Goose and Qwen3 for Local Execution
A couple of weeks back, Qwen 3 launched with a raft of capabilities and sizes. This model showed promise and even in very compact form, such as 8B parameters and 4bit quantization, was able to do tool calling successfully with goose. Even multi turn tool calling.
I haven't seen this work at such a scaled down model so far, so this is really impressive and bodes well for both this model, but also future open weight models both large and small. I would expect the Qwen3 larger models work quite well on various tasks but even this small one I found useful.
Local workflows and local agents
For some time I have had a little helper function in my ~/.zshrc
file for command line usage:
# zsh helper to use goose if you make a typo or just want to yolo into the shell
command_not_found_handler() {
local cmd="$*"
echo "🪿:"
goose run -t "can you try to run this command please: $cmd"
}
This makes use of a zsh feature (zsh now being standard on macos) that will delegate to that function if nothing else on the command line makes sense.
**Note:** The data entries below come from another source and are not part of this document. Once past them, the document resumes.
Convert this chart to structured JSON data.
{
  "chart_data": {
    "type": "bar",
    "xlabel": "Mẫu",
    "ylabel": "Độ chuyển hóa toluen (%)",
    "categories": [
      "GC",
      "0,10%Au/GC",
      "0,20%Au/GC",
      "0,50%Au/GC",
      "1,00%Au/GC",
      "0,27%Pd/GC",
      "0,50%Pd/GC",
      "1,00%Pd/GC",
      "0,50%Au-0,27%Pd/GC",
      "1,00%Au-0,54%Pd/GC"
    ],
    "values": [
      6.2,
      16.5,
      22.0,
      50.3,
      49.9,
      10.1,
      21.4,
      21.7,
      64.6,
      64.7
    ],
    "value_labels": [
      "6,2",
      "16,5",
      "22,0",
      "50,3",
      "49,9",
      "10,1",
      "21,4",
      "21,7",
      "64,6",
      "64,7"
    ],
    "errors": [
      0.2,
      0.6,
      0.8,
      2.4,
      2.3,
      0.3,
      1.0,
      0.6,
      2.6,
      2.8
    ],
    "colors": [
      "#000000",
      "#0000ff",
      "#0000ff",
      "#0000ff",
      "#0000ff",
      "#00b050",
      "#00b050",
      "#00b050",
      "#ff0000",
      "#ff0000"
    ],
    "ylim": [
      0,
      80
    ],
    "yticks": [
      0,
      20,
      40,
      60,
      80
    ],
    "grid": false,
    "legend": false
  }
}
This lets me either make typos or just type in what I want in the command line such as $> can you kill whatever is listening on port 8000
and goose will do the work, don't even need to open a goose session.
With Qwen3 + Ollama running all locally with goose, it worked well enough I switched over to a complete local version of that workflow which works when I am offline, on the train etc:
command_not_found_handler() {
local cmd="$*"
echo "🪿:"
GOOSE_PROVIDER=ollama GOOSE_MODEL=michaelneale/qwen3 goose run -t "can you try to run this command please: $cmd"
}
Qwen3 reasoning
By default Qwen 3 models will "think" (reason) about the problem, as they are general purpose models, but I found it was quicker (and worked better for my purpose) to make it skip this reasoning stage.
By adding /no_think
to the system prompt, it will generally skip to the execution (this may make it less successful at larger tasks but this is a small model for just a few turns of tool calls in this case).
I made a small tweak to the default Ollama chat template which you can use as above that you can use as above, if you like (or the default qwen3
model hosted by Ollama also works fine out of the box).
Advanced tips
You can use the goose /plan
mode with a separate model (perhaps Qwen3 with reasoning, or another model such as deepseek) to help plan actions before shifting to Qwen3 for the execution via tool calls.
It would be interesting to try the larger models if, you have access to hardware (I have only used the 8B parameter one). My current setup is a 64G M1 pro MacBook (circa 2022 hardware) which has probably less than 48G available to use for GPUs/AI, which puts a limit on what I can run, but qwen3 with "no think" mode works acceptably for my purposes.